Problem 77

This is the archived version of this course from the Spring 2013 semester. You might find something more recent by visitning my teaching page.

Password validator

Due: April 19
Points: 8

Write a program that uses a Bloom filter to check whether passwords are any good. Your program should display a prompt for the user to enter a password, and then if the password is either the same as (1) a common English word, or (2) a previously entered password, then you reject the password. If the password is accepted, you add it to the Bloom filter and move on.

Example:

1st password entered: edification
REJECTED (common English word)

2nd password entered: Eddie vacation
ACCEPTED

3rd password entered: CapitALIZATION
REJECTED (common English word)

4th password entered: roche
ACCEPTED

5th password entered: tobago
REJECTED (false positive in Bloom filter)
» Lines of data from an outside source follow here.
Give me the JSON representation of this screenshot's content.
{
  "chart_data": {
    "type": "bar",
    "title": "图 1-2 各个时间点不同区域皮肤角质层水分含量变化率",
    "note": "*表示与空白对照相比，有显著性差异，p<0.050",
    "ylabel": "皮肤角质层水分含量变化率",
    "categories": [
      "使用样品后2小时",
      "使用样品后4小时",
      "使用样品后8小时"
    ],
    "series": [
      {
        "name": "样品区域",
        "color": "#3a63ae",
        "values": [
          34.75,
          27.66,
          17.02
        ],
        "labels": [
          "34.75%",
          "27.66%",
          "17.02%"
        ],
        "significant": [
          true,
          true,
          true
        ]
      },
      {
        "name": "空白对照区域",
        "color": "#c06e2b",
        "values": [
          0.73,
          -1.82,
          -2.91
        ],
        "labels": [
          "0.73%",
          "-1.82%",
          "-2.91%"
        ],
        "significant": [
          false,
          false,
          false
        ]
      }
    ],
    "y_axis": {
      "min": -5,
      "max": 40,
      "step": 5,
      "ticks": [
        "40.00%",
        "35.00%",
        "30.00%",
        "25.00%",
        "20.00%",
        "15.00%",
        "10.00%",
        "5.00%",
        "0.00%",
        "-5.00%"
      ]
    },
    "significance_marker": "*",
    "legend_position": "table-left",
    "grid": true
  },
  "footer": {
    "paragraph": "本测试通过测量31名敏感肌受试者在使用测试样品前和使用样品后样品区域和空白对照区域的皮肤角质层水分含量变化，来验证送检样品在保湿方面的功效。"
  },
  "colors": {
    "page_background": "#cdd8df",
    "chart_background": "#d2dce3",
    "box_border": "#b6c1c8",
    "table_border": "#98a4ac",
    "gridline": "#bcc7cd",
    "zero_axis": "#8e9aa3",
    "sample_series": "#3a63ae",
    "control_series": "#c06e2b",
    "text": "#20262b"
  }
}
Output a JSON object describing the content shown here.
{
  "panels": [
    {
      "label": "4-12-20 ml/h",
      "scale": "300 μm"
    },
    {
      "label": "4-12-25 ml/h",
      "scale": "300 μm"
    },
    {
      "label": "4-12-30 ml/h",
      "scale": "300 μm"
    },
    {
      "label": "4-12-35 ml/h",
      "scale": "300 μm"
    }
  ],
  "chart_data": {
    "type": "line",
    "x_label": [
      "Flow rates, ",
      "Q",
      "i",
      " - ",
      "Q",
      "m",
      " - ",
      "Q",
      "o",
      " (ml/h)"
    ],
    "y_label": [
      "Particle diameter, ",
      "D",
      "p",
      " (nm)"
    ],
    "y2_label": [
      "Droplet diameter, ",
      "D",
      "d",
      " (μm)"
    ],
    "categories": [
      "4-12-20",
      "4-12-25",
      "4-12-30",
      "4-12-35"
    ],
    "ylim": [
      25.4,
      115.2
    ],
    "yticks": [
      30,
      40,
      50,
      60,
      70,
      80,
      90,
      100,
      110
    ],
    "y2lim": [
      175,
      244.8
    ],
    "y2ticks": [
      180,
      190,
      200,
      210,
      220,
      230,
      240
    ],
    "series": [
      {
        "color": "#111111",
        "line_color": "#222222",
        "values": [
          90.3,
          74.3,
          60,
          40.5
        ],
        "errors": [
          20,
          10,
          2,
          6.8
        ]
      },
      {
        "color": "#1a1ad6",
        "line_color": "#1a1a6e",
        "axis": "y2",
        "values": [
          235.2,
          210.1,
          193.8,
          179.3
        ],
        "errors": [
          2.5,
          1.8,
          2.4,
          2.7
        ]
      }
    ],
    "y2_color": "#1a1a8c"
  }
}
6th password entered: roche
REJECTED (previously entered)

7th password entered: roche vacation
ACCEPTED

Of course, in the actual program, the reason a password is rejected would not be listed! But the false positives should be rare - in particular, your Bloom filter should have a probability of false positives less than 10%.

Specifics

You will need to choose the following for your program to work properly:

  • A function that maps strings to integers. More detailed instructions on how to do this in C++, Java, and Python are below. In any case, your hash function should produce 32-bit integers.

  • A list of common English words. Use the dictionary that is found in any standard Linux distribution at /usr/share/dict/words. These words are listed one per line, all lower-case.

  • A universal family of hash functions. You should use the Carter & Wegman hash functions, which choose a fixed large prime \(p\), and then choose random \(a\) and \(c\) so that

    \[h(x) = ((ax + c) \bmod p) \bmod s\]

    Since \(p\) is "fixed" here, you can choose \(p\) to be any large prime of your choosing. "Large prime" here means that \(p\) should be at least \(2^{31}\).

    Your program must randomly choose values for \(a\) and \(c\) every time it is run. This means that the false positives should be different every time the program is run.

  • A properly-seeded PRNG to choose values \(a\) and \(c\) for each of your \(k\) hash functions. You should be pros at this by now.

  • A Bloom filter table size \(s\) and number of hash functions \(k\) that will guarantee at most \(1/10\) probability of getting a false positive. You should try to make \(s\) and \(k\) as small as possible to achieve this error probability.

    You can run wc /usr/share/dict/words to discover that there are 98569 English words in this dictionary that will go into your Bloom filter. You can assume that there are less than 1000 new passwords that will be entered, and so you can use \(n=100000\) to do the calculations required to determine \(s\) and \(k\).

Explain your choices for \(p\), \(s\), and \(k\) very clearly in comments in your code. Be sure to give references to any sources that you used.

Strings to integers

  • Python: There is a built-in function hash that will do this for you. For example, hash('corned beef') returns 1456869758 on the lab machines.
  • Java: The hashCode() method in the String class does the same thing, more or less. You just do like "corned beef".hashCode() to get an int from that string.
  • C++: There is no built in hashing in the current C++ standard. You may use this handy-dandy function instead:

    int hash(string s) {
      int mulbase = 97; // arbitrarily-chosen prime number
      int curpow = 1; // this equals 97^i at step i.
      int result = 0;
      for (int i=0; i<s.length(); ++i) {
        curpow *= mulbase;
        result += s[i]*curpow;
      }
      return result;
    }

Submit

Submit your program according to the instructions on the submit page.